= Huguenot cross =

Christian religious symbol

The Huguenot cross

The Huguenot cross is a Christian religious symbol originating in France and is one of the more recognizable and popular symbols of the French evangelical reformed faith. It is commonly found today as a piece of jewellery (often in gold or silver) or engraved on buildings connected with the Reformed Church in France, of which it is the official logo.

It is sometimes asserted that the cross appeared for the first time during the Huguenot Wars (1562–1598) in the south of France. Bertrand Van Ruymbeke asserts instead that the Huguenot cross stands out as "the most revealing" of symbolic signs of latter-day Huguenot solidarity: "Although a Huguenot cross was indeed designed in Nîmes in the 1680s, never was it in France the symbole de reconnaissance it later became for the descendants of the Huguenot refugees in the last third of the nineteenth century" Van Ruymbeke identifies the late 19th-century Huguenot revival as sharing characteristics with two of historian Eric Hobsbawm's three categories of "invented traditions": First, "those establishing or symbolizing social cohesion or the membership of groups, real or artificial communities", and, second, "those whose main purpose [is] socialization, the inculcation of beliefs, value systems and conventions of behavior."

Long after the revocation (1685) of the Edict of Nantes (1598), the Huguenot cross came into general use among 19th-century Huguenot descendants in countries where Huguenot refugees settled, as a sign of both identification with French Huguenot ancestry and confirmation of the wearer's faith.

In 1942, the Free French Protestants in Great Britain issued a badge that paired the Huguenot cross with the Cross of Lorraine, which had been taken up by the Free French Forces.

== Symbolism ==
The Huguenot cross contains significant symbolism:
- The cross as an eminent symbol of the Christian faith, represents not only the death of Christ but also victory over death and piety. This is represented also in the Maltese cross.
- The boutonné, the eight points symbolizing the eight Beatitudes (Matthew 5:3–12)

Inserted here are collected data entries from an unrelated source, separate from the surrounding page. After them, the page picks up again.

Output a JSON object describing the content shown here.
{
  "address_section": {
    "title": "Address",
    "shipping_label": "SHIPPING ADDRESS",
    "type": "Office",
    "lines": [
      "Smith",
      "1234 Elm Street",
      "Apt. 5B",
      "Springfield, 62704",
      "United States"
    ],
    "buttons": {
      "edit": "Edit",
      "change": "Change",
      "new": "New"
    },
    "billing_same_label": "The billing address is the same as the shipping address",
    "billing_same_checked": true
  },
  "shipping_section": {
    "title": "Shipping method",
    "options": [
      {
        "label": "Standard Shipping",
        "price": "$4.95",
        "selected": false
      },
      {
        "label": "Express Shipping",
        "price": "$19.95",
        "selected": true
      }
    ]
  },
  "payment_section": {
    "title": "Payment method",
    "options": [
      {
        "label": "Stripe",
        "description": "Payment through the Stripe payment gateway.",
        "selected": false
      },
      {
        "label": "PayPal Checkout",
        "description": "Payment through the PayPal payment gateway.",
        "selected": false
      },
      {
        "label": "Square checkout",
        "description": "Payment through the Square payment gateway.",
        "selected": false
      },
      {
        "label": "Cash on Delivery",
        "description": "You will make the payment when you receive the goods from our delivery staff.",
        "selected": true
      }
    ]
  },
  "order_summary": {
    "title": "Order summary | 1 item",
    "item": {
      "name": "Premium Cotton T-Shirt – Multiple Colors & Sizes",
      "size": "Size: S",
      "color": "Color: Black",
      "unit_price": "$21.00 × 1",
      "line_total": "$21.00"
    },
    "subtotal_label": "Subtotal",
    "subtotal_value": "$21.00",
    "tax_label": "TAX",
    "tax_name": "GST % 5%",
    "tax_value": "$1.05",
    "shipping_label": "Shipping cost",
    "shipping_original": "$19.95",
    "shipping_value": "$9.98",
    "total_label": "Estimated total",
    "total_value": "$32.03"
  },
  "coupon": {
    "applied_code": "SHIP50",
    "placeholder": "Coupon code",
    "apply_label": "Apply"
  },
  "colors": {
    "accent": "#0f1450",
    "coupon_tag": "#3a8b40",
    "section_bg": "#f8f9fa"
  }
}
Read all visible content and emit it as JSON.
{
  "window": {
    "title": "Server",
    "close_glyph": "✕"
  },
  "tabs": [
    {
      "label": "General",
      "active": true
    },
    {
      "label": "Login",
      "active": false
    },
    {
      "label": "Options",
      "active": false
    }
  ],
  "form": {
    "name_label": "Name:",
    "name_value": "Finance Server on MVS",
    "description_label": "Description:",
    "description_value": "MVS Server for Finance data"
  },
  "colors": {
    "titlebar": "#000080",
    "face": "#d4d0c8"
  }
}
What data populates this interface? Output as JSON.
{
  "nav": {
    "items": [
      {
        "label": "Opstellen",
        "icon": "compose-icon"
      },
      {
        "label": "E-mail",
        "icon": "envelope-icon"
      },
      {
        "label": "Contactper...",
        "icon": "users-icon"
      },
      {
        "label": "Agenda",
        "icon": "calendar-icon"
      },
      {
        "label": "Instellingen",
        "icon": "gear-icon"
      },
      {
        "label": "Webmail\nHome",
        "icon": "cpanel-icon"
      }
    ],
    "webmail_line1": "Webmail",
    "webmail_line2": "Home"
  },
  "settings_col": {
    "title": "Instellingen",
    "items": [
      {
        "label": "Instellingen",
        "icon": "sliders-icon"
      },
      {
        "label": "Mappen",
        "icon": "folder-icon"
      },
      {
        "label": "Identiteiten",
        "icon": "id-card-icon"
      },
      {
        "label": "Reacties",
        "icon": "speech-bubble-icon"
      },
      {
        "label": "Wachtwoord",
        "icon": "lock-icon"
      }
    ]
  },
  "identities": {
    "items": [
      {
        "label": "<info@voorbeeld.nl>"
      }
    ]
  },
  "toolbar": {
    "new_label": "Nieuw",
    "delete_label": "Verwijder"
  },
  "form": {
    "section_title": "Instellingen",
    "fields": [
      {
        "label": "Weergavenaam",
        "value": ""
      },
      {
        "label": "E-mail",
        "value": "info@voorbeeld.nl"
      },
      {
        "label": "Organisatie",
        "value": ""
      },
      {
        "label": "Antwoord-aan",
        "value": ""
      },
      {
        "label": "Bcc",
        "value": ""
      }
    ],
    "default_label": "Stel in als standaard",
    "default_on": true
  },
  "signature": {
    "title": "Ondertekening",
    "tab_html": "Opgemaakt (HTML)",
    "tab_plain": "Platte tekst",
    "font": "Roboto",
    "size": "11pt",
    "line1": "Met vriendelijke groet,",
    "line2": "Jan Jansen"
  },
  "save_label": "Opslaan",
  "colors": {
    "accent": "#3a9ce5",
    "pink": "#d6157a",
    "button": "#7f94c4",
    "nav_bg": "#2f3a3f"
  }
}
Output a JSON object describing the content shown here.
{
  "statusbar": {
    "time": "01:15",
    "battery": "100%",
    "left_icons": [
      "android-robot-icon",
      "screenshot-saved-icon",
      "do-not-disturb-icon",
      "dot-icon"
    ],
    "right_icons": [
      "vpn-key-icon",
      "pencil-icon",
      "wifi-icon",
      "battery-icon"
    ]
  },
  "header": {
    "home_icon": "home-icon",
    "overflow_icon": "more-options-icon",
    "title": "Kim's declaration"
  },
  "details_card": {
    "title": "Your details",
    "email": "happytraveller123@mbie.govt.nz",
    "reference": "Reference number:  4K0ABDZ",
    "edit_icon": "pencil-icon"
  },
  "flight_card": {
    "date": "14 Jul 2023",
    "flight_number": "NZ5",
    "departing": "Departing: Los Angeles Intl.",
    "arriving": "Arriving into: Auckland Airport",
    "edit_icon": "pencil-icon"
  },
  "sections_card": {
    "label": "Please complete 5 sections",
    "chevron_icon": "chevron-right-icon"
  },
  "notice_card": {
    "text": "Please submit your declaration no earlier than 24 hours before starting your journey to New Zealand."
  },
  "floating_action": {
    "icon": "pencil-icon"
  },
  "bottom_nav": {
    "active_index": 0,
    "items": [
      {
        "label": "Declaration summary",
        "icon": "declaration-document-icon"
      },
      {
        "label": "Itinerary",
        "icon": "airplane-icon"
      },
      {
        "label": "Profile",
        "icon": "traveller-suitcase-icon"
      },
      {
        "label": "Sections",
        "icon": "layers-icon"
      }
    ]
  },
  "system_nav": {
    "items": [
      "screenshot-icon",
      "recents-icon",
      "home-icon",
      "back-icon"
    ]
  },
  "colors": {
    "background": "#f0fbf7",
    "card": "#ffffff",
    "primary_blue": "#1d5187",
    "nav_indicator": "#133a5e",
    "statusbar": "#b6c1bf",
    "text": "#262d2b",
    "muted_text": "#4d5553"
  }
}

Cross of the Order of the Holy Spirit

Between the arms of the cross is the stylized fleur-de-lys (on the French Coat of Arms), each having 3 petals; the total of twelve petals of the fleur-de-lys signify the Twelve Apostles. Between each fleur-de-lys and the arms of the Maltese cross with which it is joined, an open space in the form of a heart, the symbol of loyalty, suggests the seal of the French Reformer, John Calvin.
- The pendant dove symbolizes the Holy Spirit (Romans 8:16). In times of persecution a pearl, symbolizing a teardrop, replaced the dove.
The elements of the Huguenot cross mirrored those of the cross of the 1578 Order of the Holy Spirit, the senior chivalric order of France by precedence.